The longer that a trade dispute goes on, the more products and industries will be affected. For about half the items targeted in Trump’s tariffs, China is providing less than 10 percent of goods. Some of the most immediate industries that could face challenges are these:
· Light-Emitting Diodes, LEDs.The United States imported $637 million worth of them from China last year, more than any other country. But Japan and Malaysia exported an additional $593 million in LEDs in the United States combined. Obviously, U.S. manufacturers will be looking to buy in countries not paying the 25% tariff.
· Boat Makers. The tariffs target electric motors used for boats. Unlike LEDs, companies match these motors with specific molds and patterns that make it more difficult to replace the products. Change will cost thousands of dollars. The tariffs are estimated to add about $2,000 to the cost of 14-to-16-foot pleasure boats.
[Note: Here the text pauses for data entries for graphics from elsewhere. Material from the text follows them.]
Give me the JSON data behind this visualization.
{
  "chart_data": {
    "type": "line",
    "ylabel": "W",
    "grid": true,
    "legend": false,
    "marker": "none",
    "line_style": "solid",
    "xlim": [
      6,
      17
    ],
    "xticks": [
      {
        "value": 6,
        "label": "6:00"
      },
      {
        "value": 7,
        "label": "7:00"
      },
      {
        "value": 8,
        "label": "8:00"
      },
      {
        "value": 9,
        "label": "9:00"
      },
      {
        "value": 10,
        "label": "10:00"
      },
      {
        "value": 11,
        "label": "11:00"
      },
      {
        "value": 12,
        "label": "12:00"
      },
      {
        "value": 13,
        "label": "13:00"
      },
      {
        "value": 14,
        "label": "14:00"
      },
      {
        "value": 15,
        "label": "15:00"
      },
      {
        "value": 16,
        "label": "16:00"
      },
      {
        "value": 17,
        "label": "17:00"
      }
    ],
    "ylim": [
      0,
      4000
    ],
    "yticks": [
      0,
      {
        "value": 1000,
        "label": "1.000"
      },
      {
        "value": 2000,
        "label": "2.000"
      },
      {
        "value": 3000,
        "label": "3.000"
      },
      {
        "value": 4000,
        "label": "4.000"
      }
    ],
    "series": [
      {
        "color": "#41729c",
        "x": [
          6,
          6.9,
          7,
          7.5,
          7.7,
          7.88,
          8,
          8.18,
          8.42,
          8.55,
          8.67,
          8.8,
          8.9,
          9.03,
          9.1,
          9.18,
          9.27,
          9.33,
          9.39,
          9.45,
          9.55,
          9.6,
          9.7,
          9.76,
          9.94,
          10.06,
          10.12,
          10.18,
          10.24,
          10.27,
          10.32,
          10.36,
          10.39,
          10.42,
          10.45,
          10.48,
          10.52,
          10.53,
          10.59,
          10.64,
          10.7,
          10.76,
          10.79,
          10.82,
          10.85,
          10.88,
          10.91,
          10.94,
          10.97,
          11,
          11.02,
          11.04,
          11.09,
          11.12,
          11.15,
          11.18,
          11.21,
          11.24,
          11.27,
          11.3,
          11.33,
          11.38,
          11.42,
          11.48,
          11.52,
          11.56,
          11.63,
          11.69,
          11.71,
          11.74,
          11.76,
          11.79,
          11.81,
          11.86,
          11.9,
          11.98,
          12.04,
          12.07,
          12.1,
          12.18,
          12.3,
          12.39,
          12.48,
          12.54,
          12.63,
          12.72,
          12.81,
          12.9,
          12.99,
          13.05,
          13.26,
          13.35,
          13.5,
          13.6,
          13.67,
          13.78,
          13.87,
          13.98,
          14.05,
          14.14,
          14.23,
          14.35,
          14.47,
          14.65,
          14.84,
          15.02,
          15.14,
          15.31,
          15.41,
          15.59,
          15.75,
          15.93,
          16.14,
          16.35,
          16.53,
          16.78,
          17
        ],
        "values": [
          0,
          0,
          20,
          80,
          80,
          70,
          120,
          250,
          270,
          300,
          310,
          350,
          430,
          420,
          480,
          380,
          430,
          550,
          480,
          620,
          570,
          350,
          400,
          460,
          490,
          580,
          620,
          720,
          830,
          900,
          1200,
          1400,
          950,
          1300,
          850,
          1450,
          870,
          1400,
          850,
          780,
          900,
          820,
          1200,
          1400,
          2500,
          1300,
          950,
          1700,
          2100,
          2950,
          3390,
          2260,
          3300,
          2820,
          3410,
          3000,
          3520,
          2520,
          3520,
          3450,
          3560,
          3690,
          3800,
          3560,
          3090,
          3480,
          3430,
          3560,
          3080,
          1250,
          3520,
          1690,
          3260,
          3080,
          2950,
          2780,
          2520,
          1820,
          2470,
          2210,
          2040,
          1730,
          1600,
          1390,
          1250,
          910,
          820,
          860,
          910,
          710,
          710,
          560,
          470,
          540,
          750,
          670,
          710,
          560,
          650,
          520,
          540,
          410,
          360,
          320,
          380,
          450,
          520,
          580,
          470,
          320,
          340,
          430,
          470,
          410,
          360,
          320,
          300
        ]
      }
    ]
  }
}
· Flat-screen TVs disappeared from the list of tariffs. The liquid crystal components are made mainly in Japan, South Korea, Taiwan and China. The final assembly is done in many more places; many larger TVs sold in the United States are assembled in Mexico. Manufactuers like LG, Sony and Samsung can avoid having the Chinese tariffs pinch by shifting more of their assembly to Mexico could allow them to avoid the tax even if it is expanded to encompass their products. However, Trump’s attack on NAFTA might just restore those tariffs on imports from Mexico.
In other words, the broader the trade conflicts, the less maneuvering room employers and consumers will have for adjustments in supply lines.